SMRs and AMRs

Saturday, April 19, 2008

Sadr City Fighters Lay Defenses Amid Latest Official Efforts at Calm

By ALISSA J. RUBIN and STEPHEN FARRELL
New York Times

BAGHDAD — As the cleric Moktada al-Sadr’s Mahdi Army fighters squatted in the Sadr City district’s main highways on Friday, planting homemade bombs less than a mile from Iraqi and American troops, his political bloc offered on Friday to negotiate with the Iraqi government to end fighting in the area.
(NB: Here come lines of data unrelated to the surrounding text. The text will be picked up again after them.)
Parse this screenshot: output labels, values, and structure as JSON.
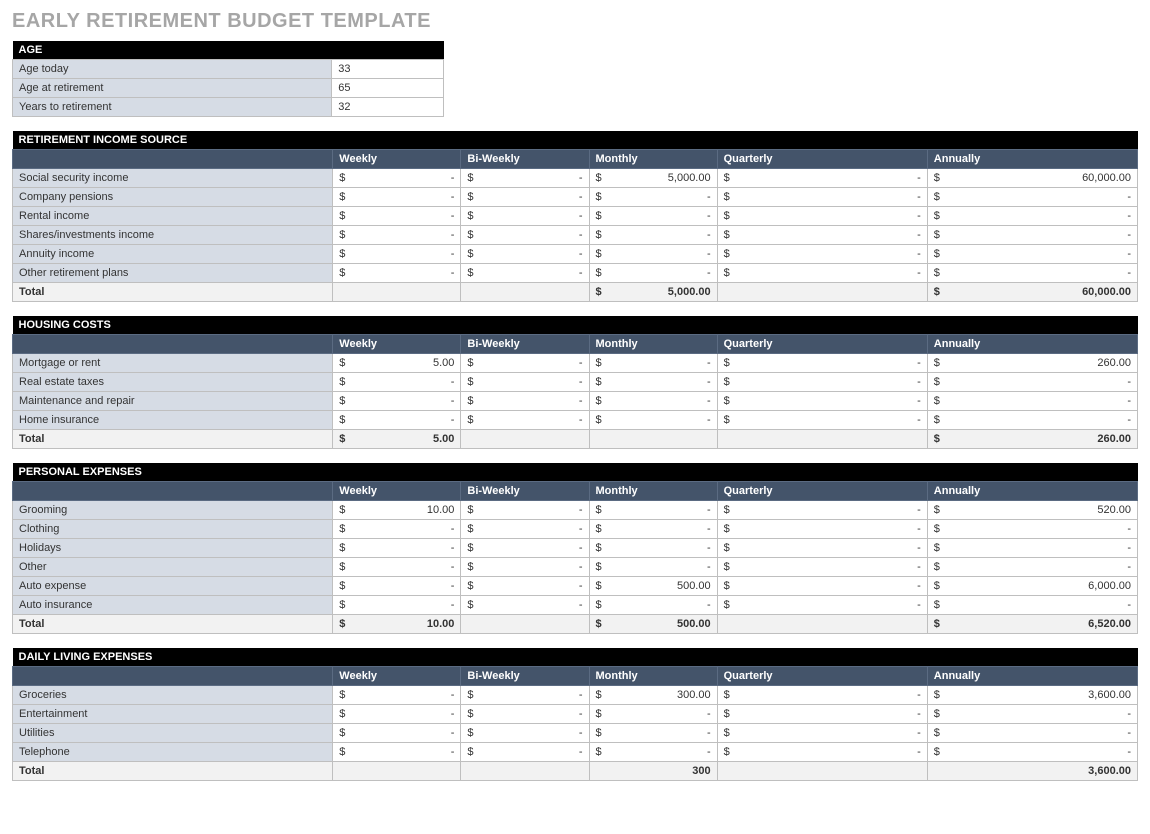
{
  "title": "EARLY RETIREMENT BUDGET TEMPLATE",
  "columns": [
    "Weekly",
    "Bi-Weekly",
    "Monthly",
    "Quarterly",
    "Annually"
  ],
  "currency": "$",
  "dash": "-",
  "age": {
    "header": "AGE",
    "rows": [
      {
        "label": "Age today",
        "value": "33"
      },
      {
        "label": "Age at retirement",
        "value": "65"
      },
      {
        "label": "Years to retirement",
        "value": "32"
      }
    ]
  },
  "sections": [
    {
      "title": "RETIREMENT INCOME SOURCE",
      "rows": [
        {
          "label": "Social security income",
          "weekly": "-",
          "biweekly": "-",
          "monthly": "5,000.00",
          "quarterly": "-",
          "annually": "60,000.00"
        },
        {
          "label": "Company pensions",
          "weekly": "-",
          "biweekly": "-",
          "monthly": "-",
          "quarterly": "-",
          "annually": "-"
        },
        {
          "label": "Rental income",
          "weekly": "-",
          "biweekly": "-",
          "monthly": "-",
          "quarterly": "-",
          "annually": "-"
        },
        {
          "label": "Shares/investments income",
          "weekly": "-",
          "biweekly": "-",
          "monthly": "-",
          "quarterly": "-",
          "annually": "-"
        },
        {
          "label": "Annuity income",
          "weekly": "-",
          "biweekly": "-",
          "monthly": "-",
          "quarterly": "-",
          "annually": "-"
        },
        {
          "label": "Other retirement plans",
          "weekly": "-",
          "biweekly": "-",
          "monthly": "-",
          "quarterly": "-",
          "annually": "-"
        }
      ],
      "total": {
        "label": "Total",
        "weekly": "",
        "biweekly": "",
        "monthly": "5,000.00",
        "quarterly": "",
        "annually": "60,000.00",
        "dollar_weekly": false,
        "dollar_monthly": true,
        "dollar_annually": true
      }
    },
    {
      "title": "HOUSING COSTS",
      "rows": [
        {
          "label": "Mortgage or rent",
          "weekly": "5.00",
          "biweekly": "-",
          "monthly": "-",
          "quarterly": "-",
          "annually": "260.00"
        },
        {
          "label": "Real estate taxes",
          "weekly": "-",
          "biweekly": "-",
          "monthly": "-",
          "quarterly": "-",
          "annually": "-"
        },
        {
          "label": "Maintenance and repair",
          "weekly": "-",
          "biweekly": "-",
          "monthly": "-",
          "quarterly": "-",
          "annually": "-"
        },
        {
          "label": "Home insurance",
          "weekly": "-",
          "biweekly": "-",
          "monthly": "-",
          "quarterly": "-",
          "annually": "-"
        }
      ],
      "total": {
        "label": "Total",
        "weekly": "5.00",
        "biweekly": "",
        "monthly": "",
        "quarterly": "",
        "annually": "260.00",
        "dollar_weekly": true,
        "dollar_annually": true
      }
    },
    {
      "title": "PERSONAL EXPENSES",
      "rows": [
        {
          "label": "Grooming",
          "weekly": "10.00",
          "biweekly": "-",
          "monthly": "-",
          "quarterly": "-",
          "annually": "520.00"
        },
        {
          "label": "Clothing",
          "weekly": "-",
          "biweekly": "-",
          "monthly": "-",
          "quarterly": "-",
          "annually": "-"
        },
        {
          "label": "Holidays",
          "weekly": "-",
          "biweekly": "-",
          "monthly": "-",
          "quarterly": "-",
          "annually": "-"
        },
        {
          "label": "Other",
          "weekly": "-",
          "biweekly": "-",
          "monthly": "-",
          "quarterly": "-",
          "annually": "-"
        },
        {
          "label": "Auto expense",
          "weekly": "-",
          "biweekly": "-",
          "monthly": "500.00",
          "quarterly": "-",
          "annually": "6,000.00"
        },
        {
          "label": "Auto insurance",
          "weekly": "-",
          "biweekly": "-",
          "monthly": "-",
          "quarterly": "-",
          "annually": "-"
        }
      ],
      "total": {
        "label": "Total",
        "weekly": "10.00",
        "biweekly": "",
        "monthly": "500.00",
        "quarterly": "",
        "annually": "6,520.00",
        "dollar_weekly": true,
        "dollar_monthly": true,
        "dollar_annually": true
      }
    },
    {
      "title": "DAILY LIVING EXPENSES",
      "rows": [
        {
          "label": "Groceries",
          "weekly": "-",
          "biweekly": "-",
          "monthly": "300.00",
          "quarterly": "-",
          "annually": "3,600.00"
        },
        {
          "label": "Entertainment",
          "weekly": "-",
          "biweekly": "-",
          "monthly": "-",
          "quarterly": "-",
          "annually": "-"
        },
        {
          "label": "Utilities",
          "weekly": "-",
          "biweekly": "-",
          "monthly": "-",
          "quarterly": "-",
          "annually": "-"
        },
        {
          "label": "Telephone",
          "weekly": "-",
          "biweekly": "-",
          "monthly": "-",
          "quarterly": "-",
          "annually": "-"
        }
      ],
      "total": {
        "label": "Total",
        "weekly": "",
        "biweekly": "",
        "monthly": "300",
        "quarterly": "",
        "annually": "3,600.00",
        "dollar_monthly": false,
        "dollar_annually": false
      }
    }
  ]
}
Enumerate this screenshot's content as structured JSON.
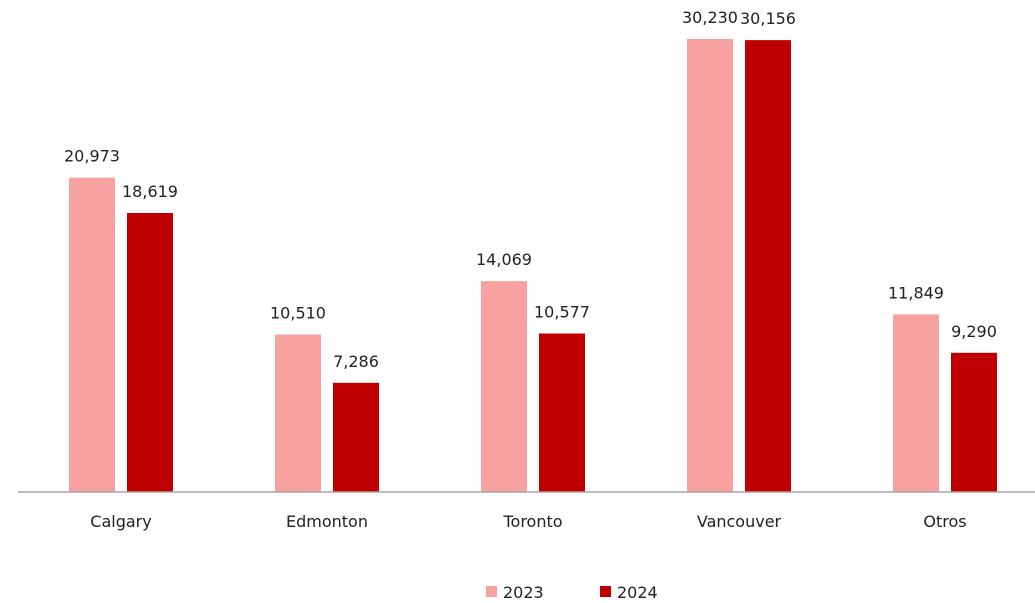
{
  "chart_data": {
    "type": "bar",
    "categories": [
      "Calgary",
      "Edmonton",
      "Toronto",
      "Vancouver",
      "Otros"
    ],
    "series": [
      {
        "name": "2023",
        "values": [
          20973,
          10510,
          14069,
          30230,
          11849
        ],
        "labels": [
          "20,973",
          "10,510",
          "14,069",
          "30,230",
          "11,849"
        ]
      },
      {
        "name": "2024",
        "values": [
          18619,
          7286,
          10577,
          30156,
          9290
        ],
        "labels": [
          "18,619",
          "7,286",
          "10,577",
          "30,156",
          "9,290"
        ]
      }
    ],
    "colors": {
      "2023": "#f7a1a1",
      "2024": "#c00000",
      "axis": "#a6a6a6"
    },
    "title": "",
    "xlabel": "",
    "ylabel": "",
    "ylim": [
      0,
      30230
    ],
    "grid": false,
    "legend": "bottom-center",
    "y_axis_visible": false
  }
}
Posing as municipal workers in fluorescent orange and yellow vests, three militia members — one masked with a checkered head scarf — dug holes in one main thoroughfare while wary drivers skirted around them and loose wires trailed across the street every few yards. Nearby, some of the heaviest fighting in weeks broke out late Friday night.

The mixed messages, at once conciliatory and threatening, are a hallmark of the Sadr movement, which appears to be gearing up to confront the government both with bullets and at the ballot box in provincial elections this fall.

As thousands of Shiites gathered for Friday Prayer, United States and Iraqi troops continued to ring Sadr City, the east Baghdad neighborhood that is Mr. Sadr’s Baghdad redoubt.